Britain has negative inflation for the first time in more than fifty years, according to the latest Consumer Price Index figures – the index used by The Office for National Statistics to measure inflation. In February and March, the rate was measured at 0 per cent and this fell by 0.1 per cent in April, to – 0.1 per cent.
The last time Britain had deflation was in 1960 when Lonnie Donegan topped the charts, a loaf of bread cost the equivalent of 5 pence and a house could be bought for £2,500.
Negative inflation means that the money in your pocket will go further because the cost of living is falling, rather than rising. It also means that interest rates are likely to stay at their record low for some time to come. This is bad news for savers but good news for borrowers, who will continue to enjoy cheaper borrowing costs.
Economists are calling the current consumer price index decline negative inflation rather than deflation, because the former is used to refer to a short term situation and deflation when it lasts for more than a month or two.
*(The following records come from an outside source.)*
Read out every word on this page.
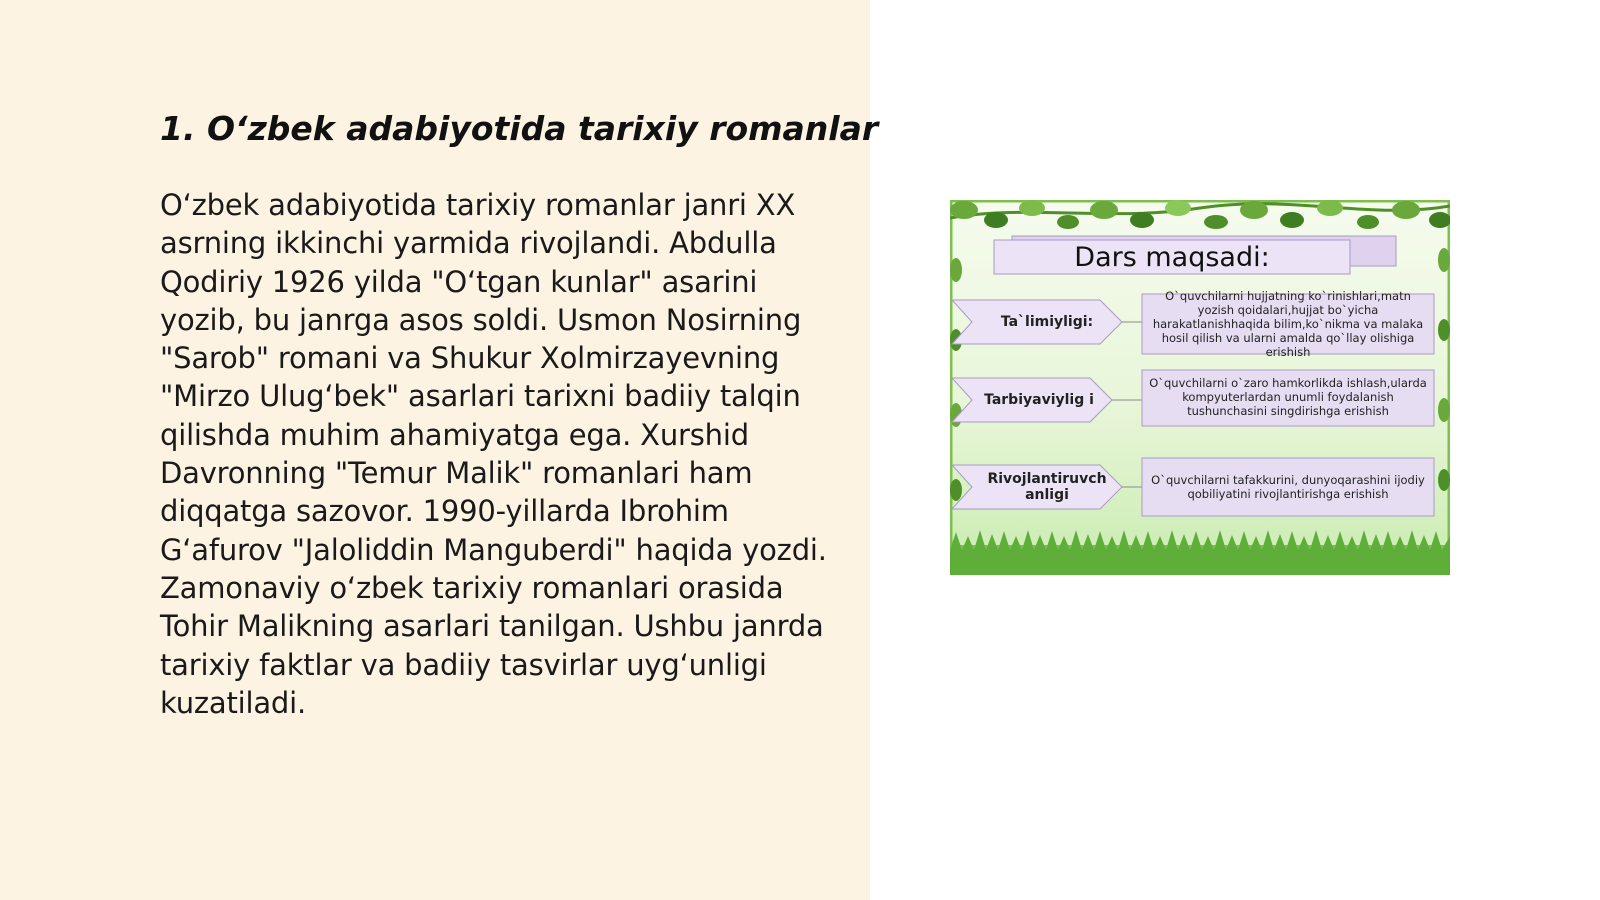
1. O‘zbek adabiyotida tarixiy romanlar

O‘zbek adabiyotida tarixiy romanlar janri XX asrning ikkinchi yarmida rivojlandi. Abdulla Qodiriy 1926 yilda "O‘tgan kunlar" asarini yozib, bu janrga asos soldi. Usmon Nosirning "Sarob" romani va Shukur Xolmirzayevning "Mirzo Ulug‘bek" asarlari tarixni badiiy talqin qilishda muhim ahamiyatga ega. Xurshid Davronning "Temur Malik" romanlari ham diqqatga sazovor. 1990-yillarda Ibrohim G‘afurov "Jaloliddin Manguberdi" haqida yozdi. Zamonaviy o‘zbek tarixiy romanlari orasida Tohir Malikning asarlari tanilgan. Ushbu janrda tarixiy faktlar va badiiy tasvirlar uyg‘unligi kuzatiladi.

Dars maqsadi:
Ta`limiyligi:
O`quvchilarni hujjatning ko`rinishlari,matn yozish qoidalari,hujjat bo`yicha harakatlanishhaqida bilim,ko`nikma va malaka hosil qilish va ularni amalda qo`llay olishiga erishish
Tarbiyaviylig i
O`quvchilarni o`zaro hamkorlikda ishlash,ularda kompyuterlardan unumli foydalanish tushunchasini singdirishga erishish
Rivojlantiruvch anligi
O`quvchilarni tafakkurini, dunyoqarashini ijodiy qobiliyatini rivojlantirishga erishish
The Governor of the Bank of England, Mark Carney, expects Britain to have negative inflation for a brief period only, referring to it as a ‘temporary period of falling prices’ rather than something more damaging to the economy.
Mark Carney has said that this period of negative inflation is ‘unambiguously good’ for everyone. We all benefit from lower food prices and lower fuel costs. What’s more, spending less on petrol and groceries means that we have more spare cash to spend on other things which, in turn, is good news for the UK economy. Experts predict that the average householder will save £140 a year because petrol prices have fallen.